If you’ve never been to visit François-Paul Journe ‘s atelier in the core of Geneva, presently would be an excellent chance to do so.
Aside from the bewildering watches you will probably experience on display, illuminated by tremendous cove windows permitting the space to wash in common light, there are an incredible number of other intriguing items a fan of good watchmaking shouldn’t miss.
One of them smacks you in the face when you stroll through the entryway: a dumbfounding nine-foot-tall galactic clock made by Constantin Louis Detouche , which won a gold decoration in 1855 at the Exposition Universelle (International Exhibition) of Paris.
Journe has said that it took over a decade to gain the clock, while the Musée International d’Horlogerie (MIH) in La Chaux-de-Fonds needed an additional three years to fully reestablish it to its former magnificence. It displays the days, weeks, months, and year just as the path of the climbing sun among a plethora of signs and displays.
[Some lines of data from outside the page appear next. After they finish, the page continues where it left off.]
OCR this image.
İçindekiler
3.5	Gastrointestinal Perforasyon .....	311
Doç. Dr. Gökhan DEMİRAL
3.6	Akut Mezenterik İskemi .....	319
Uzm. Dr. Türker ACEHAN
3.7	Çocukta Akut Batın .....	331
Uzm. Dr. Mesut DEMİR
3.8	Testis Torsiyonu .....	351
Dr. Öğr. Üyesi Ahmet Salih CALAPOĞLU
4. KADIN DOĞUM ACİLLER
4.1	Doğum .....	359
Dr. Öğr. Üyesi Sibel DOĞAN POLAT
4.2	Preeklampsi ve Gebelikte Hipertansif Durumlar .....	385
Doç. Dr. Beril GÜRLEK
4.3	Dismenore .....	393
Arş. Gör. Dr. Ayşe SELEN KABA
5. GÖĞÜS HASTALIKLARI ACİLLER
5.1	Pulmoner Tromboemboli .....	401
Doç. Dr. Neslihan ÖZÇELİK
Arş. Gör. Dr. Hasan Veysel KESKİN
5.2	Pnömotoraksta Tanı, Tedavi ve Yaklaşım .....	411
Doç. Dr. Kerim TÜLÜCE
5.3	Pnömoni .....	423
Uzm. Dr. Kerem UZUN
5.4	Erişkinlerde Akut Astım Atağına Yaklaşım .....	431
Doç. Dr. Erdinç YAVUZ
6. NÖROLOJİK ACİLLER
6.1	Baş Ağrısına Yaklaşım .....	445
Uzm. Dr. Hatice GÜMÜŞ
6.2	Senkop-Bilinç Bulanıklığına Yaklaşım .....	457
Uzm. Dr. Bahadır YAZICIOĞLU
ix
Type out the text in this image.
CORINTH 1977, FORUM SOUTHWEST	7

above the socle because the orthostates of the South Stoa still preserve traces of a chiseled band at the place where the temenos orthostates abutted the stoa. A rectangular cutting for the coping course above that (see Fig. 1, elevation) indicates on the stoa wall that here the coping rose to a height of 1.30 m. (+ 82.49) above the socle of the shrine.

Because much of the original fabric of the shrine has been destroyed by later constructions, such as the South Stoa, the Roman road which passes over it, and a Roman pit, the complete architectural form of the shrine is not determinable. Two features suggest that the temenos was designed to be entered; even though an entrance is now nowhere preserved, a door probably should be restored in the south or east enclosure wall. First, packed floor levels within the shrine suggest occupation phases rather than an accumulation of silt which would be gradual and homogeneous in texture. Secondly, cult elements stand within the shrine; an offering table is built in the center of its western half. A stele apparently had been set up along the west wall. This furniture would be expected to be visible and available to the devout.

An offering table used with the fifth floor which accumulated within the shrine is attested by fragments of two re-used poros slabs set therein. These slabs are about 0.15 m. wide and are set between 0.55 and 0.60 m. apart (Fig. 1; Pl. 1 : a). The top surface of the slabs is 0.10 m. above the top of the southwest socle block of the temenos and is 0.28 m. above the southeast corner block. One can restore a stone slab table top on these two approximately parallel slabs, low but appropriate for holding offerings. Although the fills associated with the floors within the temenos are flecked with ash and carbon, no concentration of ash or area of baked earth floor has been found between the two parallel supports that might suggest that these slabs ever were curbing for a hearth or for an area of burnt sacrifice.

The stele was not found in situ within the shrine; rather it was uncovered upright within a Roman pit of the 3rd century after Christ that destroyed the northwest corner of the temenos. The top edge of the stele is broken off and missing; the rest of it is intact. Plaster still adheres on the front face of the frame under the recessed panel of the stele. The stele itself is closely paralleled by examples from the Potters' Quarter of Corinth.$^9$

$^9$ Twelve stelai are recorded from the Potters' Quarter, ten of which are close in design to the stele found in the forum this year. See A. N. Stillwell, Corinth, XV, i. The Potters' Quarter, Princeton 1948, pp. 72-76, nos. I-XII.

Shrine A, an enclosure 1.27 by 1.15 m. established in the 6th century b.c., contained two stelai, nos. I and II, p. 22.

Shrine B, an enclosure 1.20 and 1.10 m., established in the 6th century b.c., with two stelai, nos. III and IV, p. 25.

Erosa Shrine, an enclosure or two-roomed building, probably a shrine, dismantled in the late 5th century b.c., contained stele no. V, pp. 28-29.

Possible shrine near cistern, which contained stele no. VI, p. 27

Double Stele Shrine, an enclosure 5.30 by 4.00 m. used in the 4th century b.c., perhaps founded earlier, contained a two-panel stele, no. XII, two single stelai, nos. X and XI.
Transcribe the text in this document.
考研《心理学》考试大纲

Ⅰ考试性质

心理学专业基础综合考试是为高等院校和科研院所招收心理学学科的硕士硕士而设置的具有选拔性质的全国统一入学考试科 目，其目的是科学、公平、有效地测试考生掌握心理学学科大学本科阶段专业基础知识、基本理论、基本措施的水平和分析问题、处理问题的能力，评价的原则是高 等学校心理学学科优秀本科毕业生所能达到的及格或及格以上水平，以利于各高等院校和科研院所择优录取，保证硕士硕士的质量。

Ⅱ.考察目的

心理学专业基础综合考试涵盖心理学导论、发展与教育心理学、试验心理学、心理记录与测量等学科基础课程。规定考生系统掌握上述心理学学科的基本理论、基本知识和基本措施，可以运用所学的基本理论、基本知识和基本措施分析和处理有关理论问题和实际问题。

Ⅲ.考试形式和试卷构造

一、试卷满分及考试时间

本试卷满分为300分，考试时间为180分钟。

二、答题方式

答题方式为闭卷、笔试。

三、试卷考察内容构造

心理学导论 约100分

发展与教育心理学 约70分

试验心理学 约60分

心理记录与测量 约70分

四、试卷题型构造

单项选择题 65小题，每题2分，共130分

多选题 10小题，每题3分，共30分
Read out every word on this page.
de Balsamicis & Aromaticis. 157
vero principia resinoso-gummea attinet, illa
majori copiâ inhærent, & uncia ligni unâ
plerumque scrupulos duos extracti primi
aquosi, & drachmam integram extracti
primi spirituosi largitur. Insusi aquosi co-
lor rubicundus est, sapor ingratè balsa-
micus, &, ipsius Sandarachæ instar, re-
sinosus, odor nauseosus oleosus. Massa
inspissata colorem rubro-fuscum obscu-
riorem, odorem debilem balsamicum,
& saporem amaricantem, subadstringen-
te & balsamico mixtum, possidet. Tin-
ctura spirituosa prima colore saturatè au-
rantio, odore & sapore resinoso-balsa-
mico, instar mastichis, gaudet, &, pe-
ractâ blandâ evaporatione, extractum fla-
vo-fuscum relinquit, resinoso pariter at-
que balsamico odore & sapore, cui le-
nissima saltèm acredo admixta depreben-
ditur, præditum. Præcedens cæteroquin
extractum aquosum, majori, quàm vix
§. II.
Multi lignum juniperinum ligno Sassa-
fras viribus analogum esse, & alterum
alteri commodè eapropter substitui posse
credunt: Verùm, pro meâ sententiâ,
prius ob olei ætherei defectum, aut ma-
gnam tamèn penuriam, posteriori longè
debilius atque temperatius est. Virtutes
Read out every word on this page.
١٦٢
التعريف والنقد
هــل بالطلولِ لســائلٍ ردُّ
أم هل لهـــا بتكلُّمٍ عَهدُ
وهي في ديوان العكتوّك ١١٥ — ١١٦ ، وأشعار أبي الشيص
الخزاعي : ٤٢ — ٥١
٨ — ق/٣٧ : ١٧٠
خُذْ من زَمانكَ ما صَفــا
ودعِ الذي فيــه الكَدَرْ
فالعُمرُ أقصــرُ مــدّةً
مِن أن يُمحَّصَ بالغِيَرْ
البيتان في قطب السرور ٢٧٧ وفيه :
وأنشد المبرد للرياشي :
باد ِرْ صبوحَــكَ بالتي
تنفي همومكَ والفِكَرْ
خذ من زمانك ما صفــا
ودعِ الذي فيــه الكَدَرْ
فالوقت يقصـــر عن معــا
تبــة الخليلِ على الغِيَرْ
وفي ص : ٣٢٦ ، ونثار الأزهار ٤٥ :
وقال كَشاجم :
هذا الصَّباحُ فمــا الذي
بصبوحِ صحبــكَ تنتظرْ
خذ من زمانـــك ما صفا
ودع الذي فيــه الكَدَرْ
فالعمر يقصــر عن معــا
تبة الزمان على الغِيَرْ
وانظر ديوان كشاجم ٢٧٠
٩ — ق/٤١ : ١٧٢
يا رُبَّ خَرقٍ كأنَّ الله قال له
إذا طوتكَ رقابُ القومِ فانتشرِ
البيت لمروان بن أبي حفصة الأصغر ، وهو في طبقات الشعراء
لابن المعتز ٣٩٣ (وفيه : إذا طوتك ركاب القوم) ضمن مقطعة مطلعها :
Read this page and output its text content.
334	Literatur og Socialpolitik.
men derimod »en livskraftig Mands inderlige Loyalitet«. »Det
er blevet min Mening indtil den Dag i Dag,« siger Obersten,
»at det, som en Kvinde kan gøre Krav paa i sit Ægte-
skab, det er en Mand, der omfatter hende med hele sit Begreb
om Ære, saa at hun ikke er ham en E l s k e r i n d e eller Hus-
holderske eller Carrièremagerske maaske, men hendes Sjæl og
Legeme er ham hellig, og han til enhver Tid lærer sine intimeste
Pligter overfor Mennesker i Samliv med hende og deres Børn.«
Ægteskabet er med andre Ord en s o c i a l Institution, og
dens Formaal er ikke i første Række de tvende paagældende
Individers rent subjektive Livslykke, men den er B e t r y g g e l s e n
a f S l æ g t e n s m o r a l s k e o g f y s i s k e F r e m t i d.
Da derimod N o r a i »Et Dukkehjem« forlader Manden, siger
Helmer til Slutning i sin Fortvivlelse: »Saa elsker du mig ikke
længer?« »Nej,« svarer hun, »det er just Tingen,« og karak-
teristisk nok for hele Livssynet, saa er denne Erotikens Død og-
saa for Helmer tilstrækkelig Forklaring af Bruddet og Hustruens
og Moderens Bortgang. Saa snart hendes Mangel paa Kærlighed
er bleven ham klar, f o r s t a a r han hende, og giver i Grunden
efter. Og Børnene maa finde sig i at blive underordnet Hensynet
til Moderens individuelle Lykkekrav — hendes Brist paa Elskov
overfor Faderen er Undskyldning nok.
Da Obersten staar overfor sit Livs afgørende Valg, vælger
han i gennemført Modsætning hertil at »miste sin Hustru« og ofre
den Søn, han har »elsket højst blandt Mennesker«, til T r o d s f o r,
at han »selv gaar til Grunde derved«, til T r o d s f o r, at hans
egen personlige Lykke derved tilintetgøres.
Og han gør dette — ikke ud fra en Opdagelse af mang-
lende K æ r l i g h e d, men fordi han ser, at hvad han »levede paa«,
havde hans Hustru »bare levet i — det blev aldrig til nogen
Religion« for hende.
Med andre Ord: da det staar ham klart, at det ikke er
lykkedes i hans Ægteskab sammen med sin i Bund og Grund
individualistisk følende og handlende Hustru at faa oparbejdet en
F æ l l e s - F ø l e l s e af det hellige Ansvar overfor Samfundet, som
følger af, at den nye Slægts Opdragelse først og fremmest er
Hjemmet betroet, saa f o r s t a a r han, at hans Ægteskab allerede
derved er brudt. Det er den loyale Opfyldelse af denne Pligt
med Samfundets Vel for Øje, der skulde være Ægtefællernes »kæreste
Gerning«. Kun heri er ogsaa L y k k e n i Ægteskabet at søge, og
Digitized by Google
The F. P. Journe atelier was a gas lamp factory in former days, and its broad regular light enlightens the decorative roof frescoes, which are replicas of designs tracing all the way back to 1550 depicting the operations of an astrolabe that once graced the abode of cosmologist Apianus . As one’s look gets across the roof, it perpetually comes to lay on the dark Baccarat chandelier arising out of between the frescoes simply over the Detouche clock (yet not noticeable in the photo above).
And the eyewitness is by and by shocked back to the truth of modern-day Geneva.
Now something else memorable comes Journe’s direction: almost 1,000 books, manuscripts, letters, and indexes once having a place with the broad horological library of departed chronicled expert and close confidante Jean-Claude Sabrier.
Sabrier passed away at 76 years old in November 2014. A Swiss horological expert and recognized antiquarian, Sabrier had amassed a strongly detailed horological information (and library) during a period in time when such expertise was practically non-existent.
Sabrier and Journe first met around 40 years prior in Paris.
The two men shared various specialized interests inside the universe of horology. In fact, the 2006 book Steel Time Sabrier co-composed with Georges Rigot features to an assortment of 220 gunmetal pocket watches, some of which Sabrier had gathered or was associated with watching out. At the point when the broad book was delivered, not coincidentally in the exact year that Journe officially presented his stainless steel-encased Sonnerie Souveraine (see The Sonnerie Souveraine By F.P. Journe: A Legend In Its Own Time ), an extraordinary dominant part of these watches were additionally put on display in the Journe workshop – at pretty much a similar place the books now reside.
Sabrier got a Gaïa Award in 1977 for his own commitments to authentic examination in horology and later turned into a jury individual from the prestigious MIH-coordinated prize.
Sabrier and Journe were limited by a profound friendship, so much is self-evident. For this explanation, when Sabrier’s library comprising a broad assortment of composed horological masterpieces, sell off indexes, and uncommon authentic letters and exercise manual excerpts, went up for closeout on June 15, 2015 in Paris, Journe obtained every one of the 273 parts (very nearly 1,000 books altogether) for a price of 760,000 Swiss francs.
Putting his incredible respect for Sabrier out on display for all to see, Journe currently perpetuates his memory by showing the chronicled library halfway in his workshop’s presentation space inside a specially assembled set of wooden bookshelves.
A declaration to the depth, degree, and pertinence of Sabrier’s exploration on the lives and accomplishments of the world’s most prominent expert watchmakers, the library contains certifiable fortune composed by greats from the historical backdrop of horology, for example, Ferdinand Berthoud, Pierre Le Roy, Antide Janvier, Abraham Louis Breguet, and Thomas Mudge among others.
It is unquestionably difficult to fully appreciate the degree of this impressive assortment just by finding out about it. Do make it a point to visit F.P. Journe’s beautiful workshop in Geneva and see it for yourself.